Ms. Maslow wrote to take exception to my use of not surprisingly : “I was surprised at your use of that expression. . . . We were told that adverbs modify adjectives or other adverbs,” she said. (I feel certain that she simply forgot to mention that adverbs usually modify verbs). “Then, at one point,” she continued, “. . . it became accepted that putting an adverb at the beginning . . . modified the whole sentence . . . this usage opened up a whole can of worms and people began throwing adverbs around carelessly. Hopefully, More importantly, etc. These adverbs just dangle . . . and are unrelated to any element in the sentence. . . . I had a run-in with Jack Smith. . . . He had written: ‘The house stands happily in the same spot . . .’ I tried to convince him that the house could not stand happily, but he would have none of it. He still uses similar phrases. . . . It is obvious that Mr. Smith did not mean that the house was happy; but who was happy was unclear. If he meant he was happy, he should have said so.
“So how can your mental football bounce in a not surprising manner? What you meant was that it was not surprising . . . that your mental football bounced.”

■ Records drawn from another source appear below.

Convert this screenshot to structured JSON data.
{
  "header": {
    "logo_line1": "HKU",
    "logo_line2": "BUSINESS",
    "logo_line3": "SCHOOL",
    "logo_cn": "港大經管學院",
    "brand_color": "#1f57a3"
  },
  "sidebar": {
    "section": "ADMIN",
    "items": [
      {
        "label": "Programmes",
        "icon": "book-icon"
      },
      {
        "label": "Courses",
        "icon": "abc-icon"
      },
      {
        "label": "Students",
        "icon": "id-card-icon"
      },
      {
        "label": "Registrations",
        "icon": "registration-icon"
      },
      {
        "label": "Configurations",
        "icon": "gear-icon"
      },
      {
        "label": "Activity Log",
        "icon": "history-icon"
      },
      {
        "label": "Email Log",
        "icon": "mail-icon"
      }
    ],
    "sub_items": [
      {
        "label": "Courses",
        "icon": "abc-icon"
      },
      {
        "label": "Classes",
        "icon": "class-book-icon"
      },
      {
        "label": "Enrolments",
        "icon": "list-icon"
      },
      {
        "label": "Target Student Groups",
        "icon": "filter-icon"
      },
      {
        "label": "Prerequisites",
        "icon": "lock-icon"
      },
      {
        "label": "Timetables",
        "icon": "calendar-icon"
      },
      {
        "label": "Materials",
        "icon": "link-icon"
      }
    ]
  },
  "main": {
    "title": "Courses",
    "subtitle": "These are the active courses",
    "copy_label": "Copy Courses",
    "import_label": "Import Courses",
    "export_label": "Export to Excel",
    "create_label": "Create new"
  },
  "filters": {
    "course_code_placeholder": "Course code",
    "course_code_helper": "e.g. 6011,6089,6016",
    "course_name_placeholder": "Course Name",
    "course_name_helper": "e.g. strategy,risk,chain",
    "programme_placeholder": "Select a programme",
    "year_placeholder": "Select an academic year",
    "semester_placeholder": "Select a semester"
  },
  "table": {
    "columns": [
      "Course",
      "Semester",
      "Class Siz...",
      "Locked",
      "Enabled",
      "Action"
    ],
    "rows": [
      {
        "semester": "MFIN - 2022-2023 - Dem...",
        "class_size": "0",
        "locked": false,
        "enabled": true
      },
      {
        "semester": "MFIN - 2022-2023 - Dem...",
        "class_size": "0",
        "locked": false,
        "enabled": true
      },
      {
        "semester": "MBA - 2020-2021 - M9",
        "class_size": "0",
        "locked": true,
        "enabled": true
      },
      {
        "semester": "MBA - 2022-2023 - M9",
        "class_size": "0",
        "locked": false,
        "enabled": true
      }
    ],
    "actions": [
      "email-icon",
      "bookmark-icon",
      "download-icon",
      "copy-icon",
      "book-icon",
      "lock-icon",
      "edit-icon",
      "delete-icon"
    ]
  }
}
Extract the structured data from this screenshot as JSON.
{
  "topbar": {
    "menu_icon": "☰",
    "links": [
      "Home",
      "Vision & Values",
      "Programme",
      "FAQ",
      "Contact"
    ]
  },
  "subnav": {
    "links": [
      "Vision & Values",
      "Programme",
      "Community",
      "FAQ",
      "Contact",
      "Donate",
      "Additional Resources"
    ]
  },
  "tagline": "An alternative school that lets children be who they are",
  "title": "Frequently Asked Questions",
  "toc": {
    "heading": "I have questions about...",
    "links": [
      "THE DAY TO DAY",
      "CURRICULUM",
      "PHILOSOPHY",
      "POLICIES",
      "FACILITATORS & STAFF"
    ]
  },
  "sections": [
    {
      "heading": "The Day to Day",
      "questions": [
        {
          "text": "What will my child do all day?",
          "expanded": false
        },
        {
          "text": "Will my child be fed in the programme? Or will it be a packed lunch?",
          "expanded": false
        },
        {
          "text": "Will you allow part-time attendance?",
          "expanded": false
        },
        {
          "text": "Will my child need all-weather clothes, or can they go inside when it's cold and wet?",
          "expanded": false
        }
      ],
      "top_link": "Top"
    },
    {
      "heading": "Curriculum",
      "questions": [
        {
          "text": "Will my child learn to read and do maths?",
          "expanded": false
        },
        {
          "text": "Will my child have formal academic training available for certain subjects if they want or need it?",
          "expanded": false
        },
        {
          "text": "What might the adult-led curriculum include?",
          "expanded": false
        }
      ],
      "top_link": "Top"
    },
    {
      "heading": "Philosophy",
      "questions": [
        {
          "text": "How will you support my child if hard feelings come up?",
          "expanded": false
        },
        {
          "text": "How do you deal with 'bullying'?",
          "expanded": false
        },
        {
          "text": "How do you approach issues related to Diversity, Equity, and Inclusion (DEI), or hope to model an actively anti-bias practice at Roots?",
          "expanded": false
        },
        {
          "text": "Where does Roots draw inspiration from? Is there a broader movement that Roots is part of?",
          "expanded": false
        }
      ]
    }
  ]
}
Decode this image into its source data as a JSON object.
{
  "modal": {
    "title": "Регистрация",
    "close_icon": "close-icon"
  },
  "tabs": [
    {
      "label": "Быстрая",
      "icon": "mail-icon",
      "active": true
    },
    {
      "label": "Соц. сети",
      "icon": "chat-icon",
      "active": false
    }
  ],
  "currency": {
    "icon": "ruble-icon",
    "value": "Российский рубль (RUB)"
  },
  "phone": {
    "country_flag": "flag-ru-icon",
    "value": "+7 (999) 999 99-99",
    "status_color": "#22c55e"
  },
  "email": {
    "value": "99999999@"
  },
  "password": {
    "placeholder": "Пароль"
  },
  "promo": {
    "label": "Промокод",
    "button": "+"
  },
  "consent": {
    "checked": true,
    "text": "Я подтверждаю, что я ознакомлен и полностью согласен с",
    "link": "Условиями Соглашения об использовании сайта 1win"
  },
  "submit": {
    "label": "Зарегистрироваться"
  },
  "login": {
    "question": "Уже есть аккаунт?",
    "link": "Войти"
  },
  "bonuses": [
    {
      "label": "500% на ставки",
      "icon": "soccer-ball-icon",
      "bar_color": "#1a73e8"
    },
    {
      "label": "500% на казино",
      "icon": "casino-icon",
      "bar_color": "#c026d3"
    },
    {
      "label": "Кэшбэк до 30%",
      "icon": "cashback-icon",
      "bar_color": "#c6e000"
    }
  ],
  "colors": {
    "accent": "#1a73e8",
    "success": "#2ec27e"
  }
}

The crux of this whole can of worms is, I think, Ms. Maslow’s longing for logic in language--a longing shared by a multitude, but one not always satisfied. Language is often logical, but it is also frequently illogical. If logic is what we strive for, I believe we can usually succeed by choosing our words with an eye and an ear to logic and precision, but in so doing we run the risk of being graceless and pedantic. Ms. Maslow’s objections provide excellent examples of the logic-vs.-grace problem.
Let’s get my not surprisingly out of the way first: I think this one poses no problem at all, being grammatical, logical and graceful (if you accept my image of a bouncing mental football as having grace). I could have written, “My mental football bounced, not surprisingly, from the Old England Pizzeria to Philadelphia and the 1945 Army-Navy football game,” but in that sentence, the direction of the bounce is quite inexplicable, and “not surprisingly” would have been absurd. While my bounce from the Old England Pizzeria to the Kosher Nostra was not entirely predictable, it was surely not surprising. The ball bounced in an unsurprising direction; ergo, not surprisingly.
Ms. Maslow’s dislike of Jack Smith’s happily and the dangling hopefully and more importantly raise the question of logic and grace in an exemplary fashion. Smith’s use of happily meaning, I assume, fortunately or perhaps aptly or fitly is by now standard English, having been used in those senses since about the 14th Century. He didn’t have to mean that the house was happy. The language is full of similar “illogicalities”: “His proudest possession is a 1935 Rolls-Royce” doesn’t mean that the car feels proud; nor does “a humble shack by the wayside” mean that the shack feels meekness or modesty of spirit. Illogical, perhaps; graceless, no.
As for “hopefully” in the sense of “it is to be hoped,” I don’t like it, I wince slightly when I hear it, and I’ve never used it. But I think we fight it in vain, because it fills a need, and, more important, because it is used constantly by an overwhelming number of people, many of them well-educated and articulate.